Mackenzie buttò giù alcuni appunti, allineando le somiglianze e le differenze di ogni morte. Le somiglianze erano, naturalmente, più evidenti. Entrambe le vittime erano giovani donne, entrambe considerate molto belle dalla maggior parte degli uomini. Erano state colpite in faccia, le ferite e i lividi erano identici in ambo i casi. Stando ai fascicoli, la Scientifica aveva ipotizzato che in entrambi gli omicidi fosse stato usato un martello. A causa della bizzarra scelta dell'arma e dell'età e del sesso delle vittime, questo era visto come opera dello stesso assassino.

Se le morti fossero state nella stessa città, Mackenzie non ne avrebbe dubitato affatto. Ma le tre ore di distanza tra le città e il fatto che Sophie Torres fosse stata uccisa appena fuori dalla sua auto le davano da pensare.

Una volta lette tutte le informazioni a sua disposizione (e terminata la sua cena a base di pollo all'arancia e Pepsi), tornò a leggere i suoi appunti. Non c'era abbastanza per stabilire un profilo sensato, quindi l'indomani avrebbe dovuto approfondire la questione. Le e-mail di McGrath dicevano che sarebbe stata in coppia con un agente dell'ufficio di Seattle e che avrebbe dovuto incontrarlo sulla scena del crimine più recente alle 8:00 del mattino. La cosa le dava fastidio, ma lo capiva. Sperava solo di essere in coppia con qualcuno che non fosse testardo e che non si opponesse a lei solo perché veniva da Washington DC.
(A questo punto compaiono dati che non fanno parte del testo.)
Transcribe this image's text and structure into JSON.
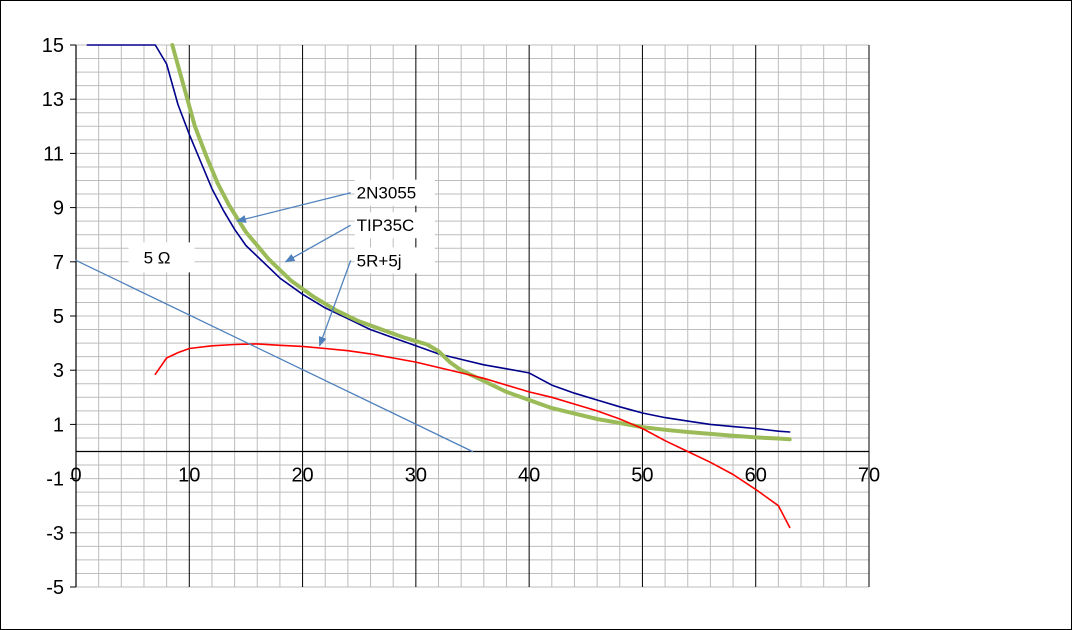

Con tutti quei pensieri in mente, decise di dichiarare conclusa la serata. Si fece una doccia e andò a letto poco prima delle 23:00. Con così tante cose in testa, però, non riuscì ad addormentarsi fino a dopo mezzanotte. In quel lasso di tempo, quasi si aspettava di essere svegliata dal pianto di Kevin, dato che si svegliava ancora almeno una volta a notte, con il pannolino bagnato.

Ma la stanza d'albergo rimase silenziosa, l'unico rumore proveniente dalla pioggia battente all'esterno. Alla fine si appisolò, solo un po' scoraggiata dal lato vuoto del letto accanto a lei. Certo, le mancava Ellington, ma di tanto in tanto pensava che facesse bene al corpo distendersi. Quando finalmente si addormentò del tutto, dormì profondamente e, per la prima volta in circa otto mesi, dormì per tutta la notte.